Plot wise, this is a pastiche of seven unconnected tales. Told by the muses, in pairs sometimes, each tale is a reflection of the muse(s) telling the tale, as well as the tale itself. This connects the tales in an awkward 1001 Arabian Nights feel, without the building tension. The tales ebb and flow with only the muses holding it together. Each tale in and of itself is well written; the dialogue, though, seems somewhat forced – as if trying to cry for more artistic license. The pacing of the stories also is a little stilted, probably due to the fact that there is no real overhanging story arc. Bearing in mind, that, Apollo: The Brilliant One is a nice easy read, without having to put too much thought into. Graphic novel format, for this book, at least, is its one saving grace: it lies in its artwork.

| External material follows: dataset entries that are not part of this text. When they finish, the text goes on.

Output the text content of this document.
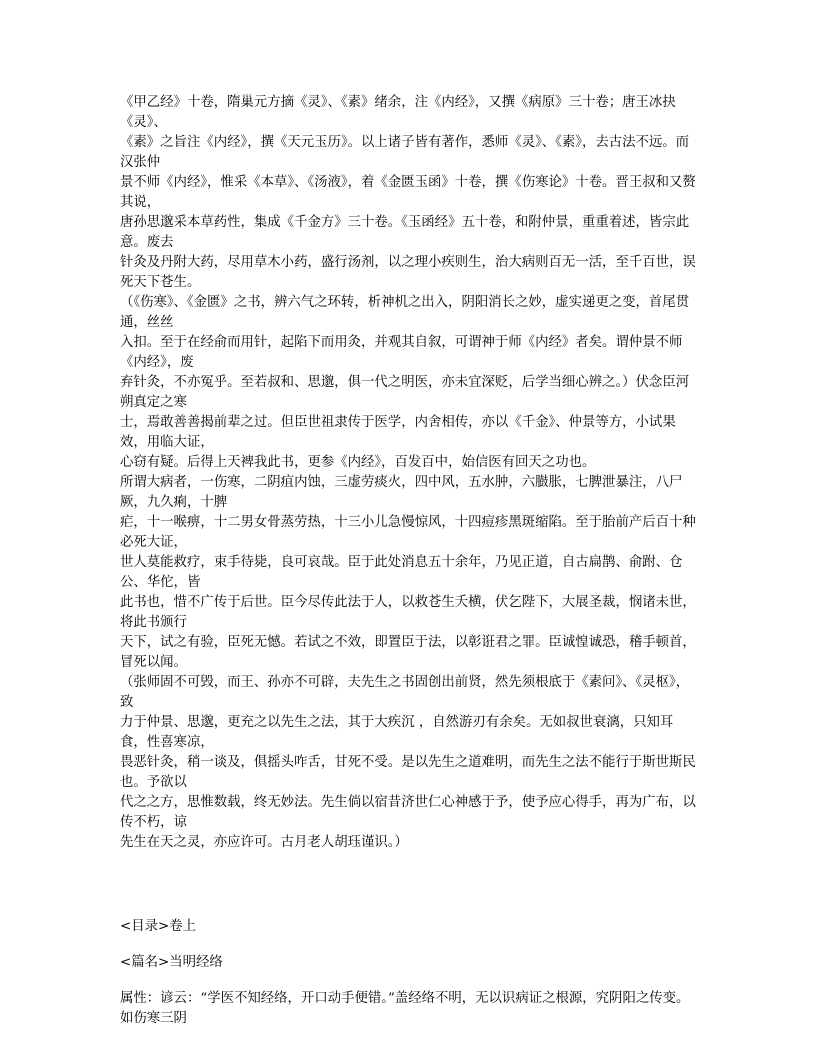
《甲乙经》十卷，隋巢元方摘《灵》、《素》绪余，注《内经》，又撰《病原》三十卷；唐王冰抉《灵》、

《素》之旨注《内经》，撰《天元玉历》。以上诸子皆有著作，悉师《灵》、《素》，去古法不远。而汉张仲

景不师《内经》，惟采《本草》、《汤液》，着《金匮玉函》十卷，撰《伤寒论》十卷。晋王叔和又赘其说，

唐孙思邈采本草药性，集成《千金方》三十卷。《玉函经》五十卷，和附仲景，重重着述，皆宗此意。废去

针灸及丹附大药，尽用草木小药，盛行汤剂，以之理小疾则生，治大病则百无一活，至千百世，误死天下苍生。

（《伤寒》、《金匮》之书，辨六气之环转，析神机之出入，阴阳消长之妙，虚实递更之变，首尾贯通，丝丝

入扣。至于在经俞而用针，起陷下而用灸，并观其自叙，可谓神于师《内经》者矣。谓仲景不师《内经》，废

弃针灸，不亦冤乎。至若叔和、思邈，俱一代之明医，亦未宜深贬，后学当细心辨之。）伏念臣河朔真定之寒

士，焉敢善善揭前辈之过。但臣世祖隶传于医学，内舍相传，亦以《千金》、仲景等方，小试果效，用临大证，

心窃有疑。后得上天裨我此书，更参《内经》，百发百中，始信医有回天之功也。

所谓大病者，一伤寒，二阴疽内蚀，三虚劳痰火，四中风，五水肿，六臌胀，七脾泄暴注，八尸厥，九久痢，十脾

疟，十一喉痹，十二男女骨蒸劳热，十三小儿急慢惊风，十四痘疹黑斑缩陷。至于胎前产后百十种必死大证，

世人莫能救疗，束手待毙，良可哀哉。臣于此处消息五十余年，乃见正道，自古扁鹊、俞跗、仓公、华佗，皆

此书也，惜不广传于后世。臣今尽传此法于人，以救苍生夭横，伏乞陛下，大展圣裁，悯诸未世，将此书颁行

天下，试之有验，臣死无憾。若试之不效，即置臣于法，以彰诳君之罪。臣诚惶诚恐，稽手顿首，冒死以闻。

（张师固不可毁，而王、孙亦不可辟，夫先生之书固创出前贤，然先须根底于《素问》、《灵枢》，致

力于仲景、思邈，更充之以先生之法，其于大疾沉 ，自然游刃有余矣。无如叔世衰漓，只知耳食，性喜寒凉，

畏恶针灸，稍一谈及，俱摇头咋舌，甘死不受。是以先生之道难明，而先生之法不能行于斯世斯民也。予欲以

代之之方，思惟数载，终无妙法。先生倘以宿昔济世仁心神感于予，使予应心得手，再为广布，以传不朽，谅

先生在天之灵，亦应许可。古月老人胡珏谨识。）

<目录>卷上

<篇名>当明经络

属性：谚云：“学医不知经络，开口动手便错。”盖经络不明，无以识病证之根源，究阴阳之传变。如伤寒三阴
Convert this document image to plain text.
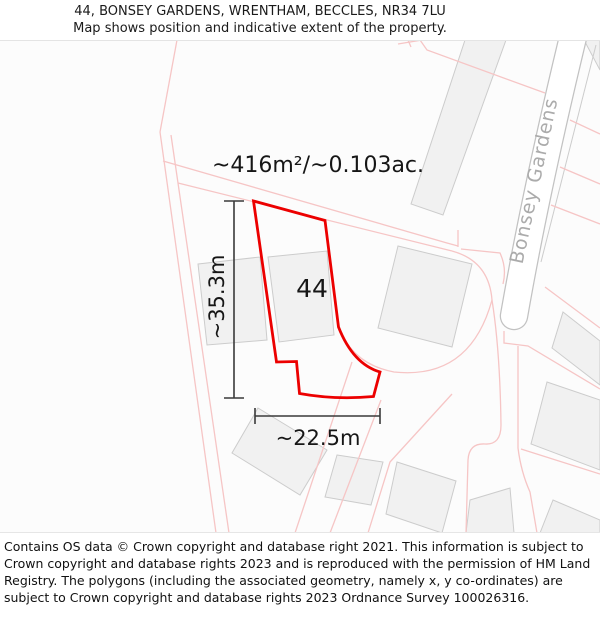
44, BONSEY GARDENS, WRENTHAM, BECCLES, NR34 7LU

Map shows position and indicative extent of the property.

~35.3m
~22.5m
~416m²/~0.103ac.
44
Bonsey Gardens
Contains OS data © Crown copyright and database right 2021. This information is subject to Crown copyright and database rights 2023 and is reproduced with the permission of HM Land Registry. The polygons (including the associated geometry, namely x, y co-ordinates) are subject to Crown copyright and database rights 2023 Ordnance Survey 100026316.
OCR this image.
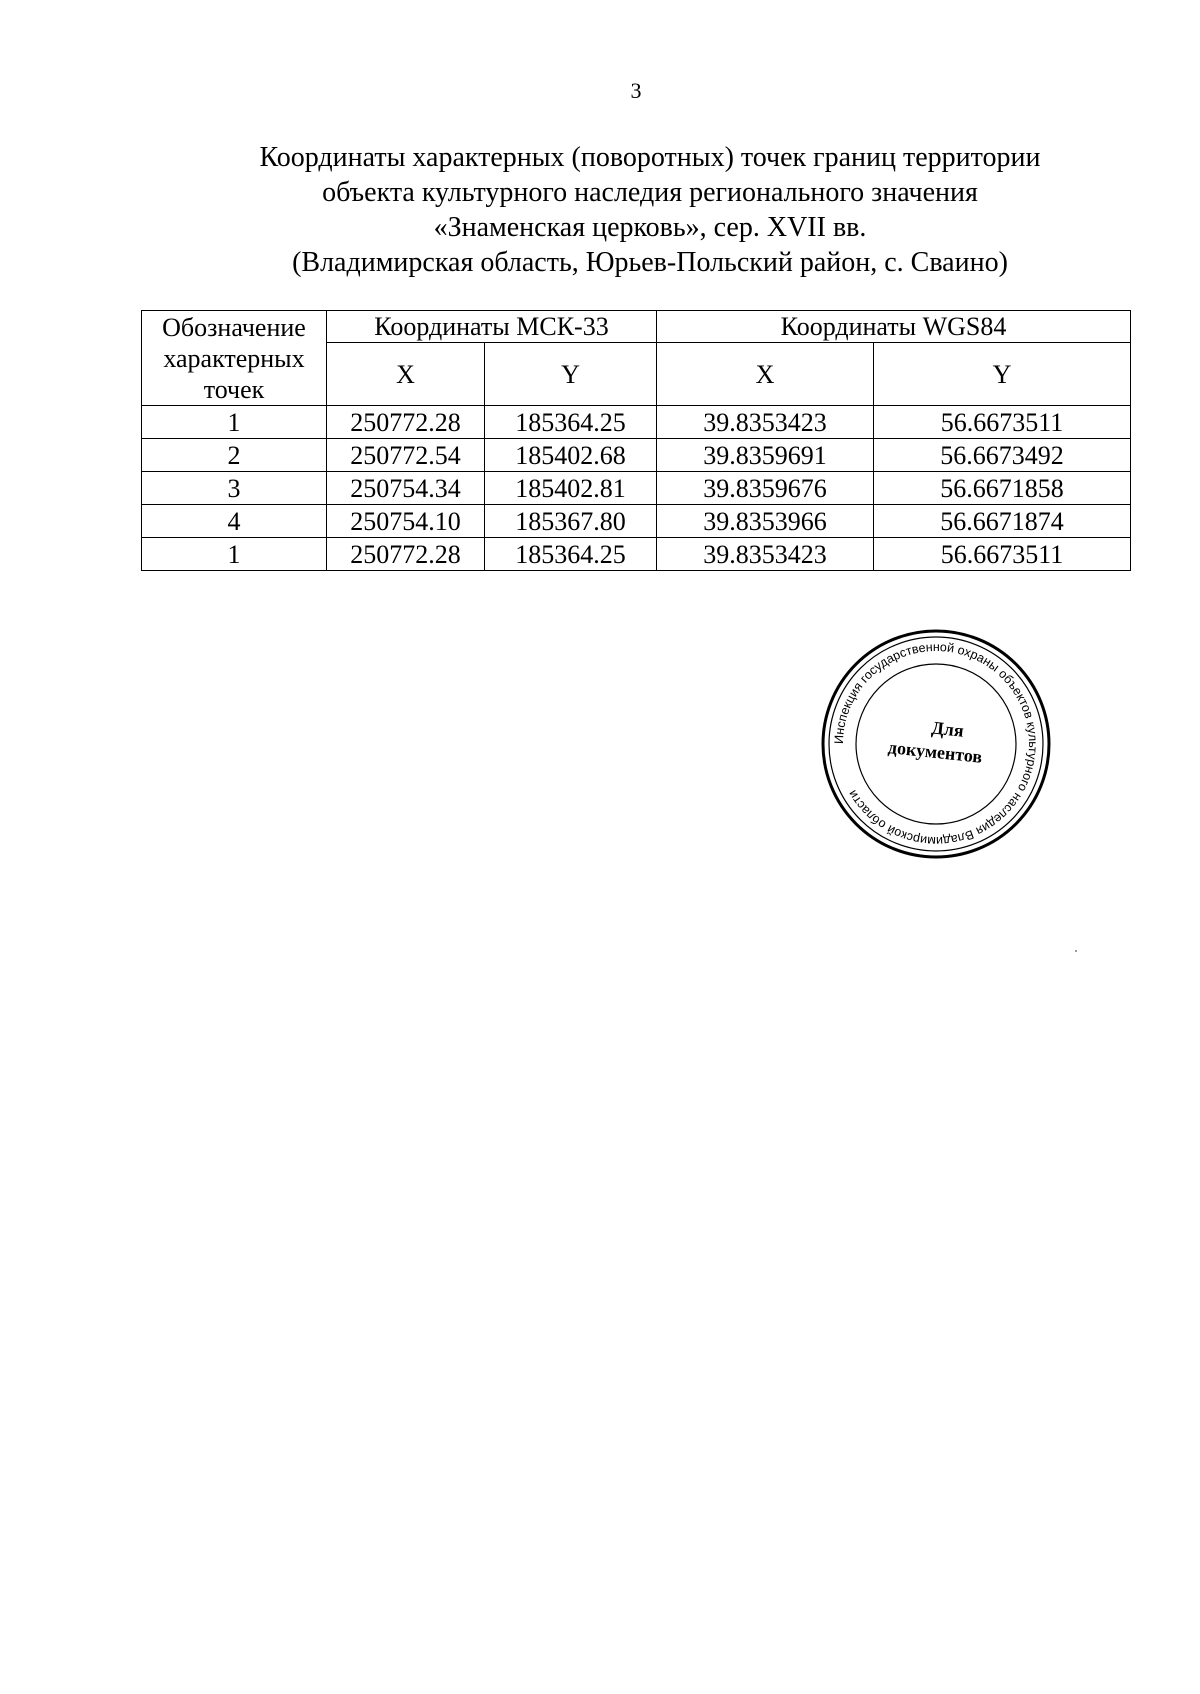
3
Координаты характерных (поворотных) точек границ территории
объекта культурного наследия регионального значения
«Знаменская церковь», сер. XVII вв.
(Владимирская область, Юрьев-Польский район, с. Сваино)
Обозначение характерных точек	Координаты МСК-33		Координаты WGS84	
	X	Y	X	Y
1	250772.28	185364.25	39.8353423	56.6673511
2	250772.54	185402.68	39.8359691	56.6673492
3	250754.34	185402.81	39.8359676	56.6671858
4	250754.10	185367.80	39.8353966	56.6671874
1	250772.28	185364.25	39.8353423	56.6673511
Инспекция государственной охраны объектов культурного наследия Владимирской области
Для
документов
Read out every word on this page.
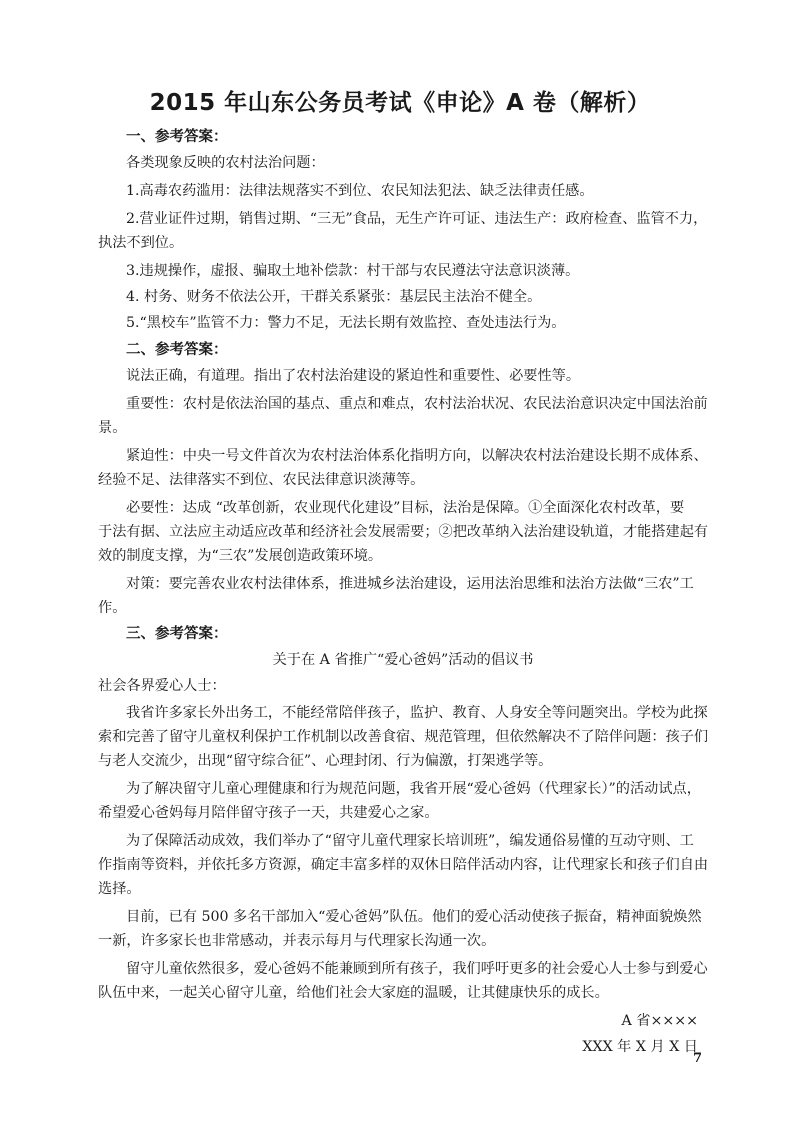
2015 年山东公务员考试《申论》A 卷（解析）
一、参考答案：
各类现象反映的农村法治问题：
1.高毒农药滥用：法律法规落实不到位、农民知法犯法、缺乏法律责任感。
2.营业证件过期，销售过期、“三无”食品，无生产许可证、违法生产：政府检查、监管不力，
执法不到位。
3.违规操作，虚报、骗取土地补偿款：村干部与农民遵法守法意识淡薄。
4. 村务、财务不依法公开，干群关系紧张：基层民主法治不健全。
5.“黑校车”监管不力：警力不足，无法长期有效监控、查处违法行为。
二、参考答案：
说法正确，有道理。指出了农村法治建设的紧迫性和重要性、必要性等。
重要性：农村是依法治国的基点、重点和难点，农村法治状况、农民法治意识决定中国法治前
景。
紧迫性：中央一号文件首次为农村法治体系化指明方向，以解决农村法治建设长期不成体系、
经验不足、法律落实不到位、农民法律意识淡薄等。
必要性：达成 “改革创新，农业现代化建设”目标，法治是保障。①全面深化农村改革，要
于法有据、立法应主动适应改革和经济社会发展需要；②把改革纳入法治建设轨道，才能搭建起有
效的制度支撑，为“三农”发展创造政策环境。
对策：要完善农业农村法律体系，推进城乡法治建设，运用法治思维和法治方法做“三农”工
作。
三、参考答案：
关于在 A 省推广“爱心爸妈”活动的倡议书
社会各界爱心人士：
我省许多家长外出务工，不能经常陪伴孩子，监护、教育、人身安全等问题突出。学校为此探
索和完善了留守儿童权利保护工作机制以改善食宿、规范管理，但依然解决不了陪伴问题：孩子们
与老人交流少，出现“留守综合征”、心理封闭、行为偏激，打架逃学等。
为了解决留守儿童心理健康和行为规范问题，我省开展“爱心爸妈（代理家长）”的活动试点，
希望爱心爸妈每月陪伴留守孩子一天，共建爱心之家。
为了保障活动成效，我们举办了“留守儿童代理家长培训班”，编发通俗易懂的互动守则、工
作指南等资料，并依托多方资源，确定丰富多样的双休日陪伴活动内容，让代理家长和孩子们自由
选择。
目前，已有 500 多名干部加入“爱心爸妈”队伍。他们的爱心活动使孩子振奋，精神面貌焕然
一新，许多家长也非常感动，并表示每月与代理家长沟通一次。
留守儿童依然很多，爱心爸妈不能兼顾到所有孩子，我们呼吁更多的社会爱心人士参与到爱心
队伍中来，一起关心留守儿童，给他们社会大家庭的温暖，让其健康快乐的成长。
A 省××××
XXX 年 X 月 X 日
7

The art in Apollo: The Brilliant One is simply fantastic. Subtle nuances are aplenty and each figure, each form takes on a life of its own. From the opening vistas of the inside of Delphi to its panoramic overviews; from hideous, mammoth, intelligent snakes to the arrows Apollo shoots; from the passive tale to the most action packed; the art remains elegant, and sophisticated. Delicate lines and open space doesn’t hurt the eye and the lavish coloring is a wonder to behold, giving it almost a Jean Giraud (Mobius) like feel. I almost felt the wings of reptilian Azarch creatures, as I marveled at a skillfully drawn picture of Apollo in his chariot being drawn by the mighty swans. The art engages the reader, and sets the pace, almost independently of the narrative. It skillfully guides but doesn’t push the reader into turning the page. It’s that good.
For fans of Greek mythology, the movies Thor and such or for readers who are interested in a different take on classic tales (there’s extensive author’s notes in the back), this is probably your book. For lovers of paneled art, this is a must have for your shelf. The book may be the 8th in the Olympians saga, but it stands on its own. If you ever wanted to know more about Apollo: The Brilliant One this graphic novel is a good place to start.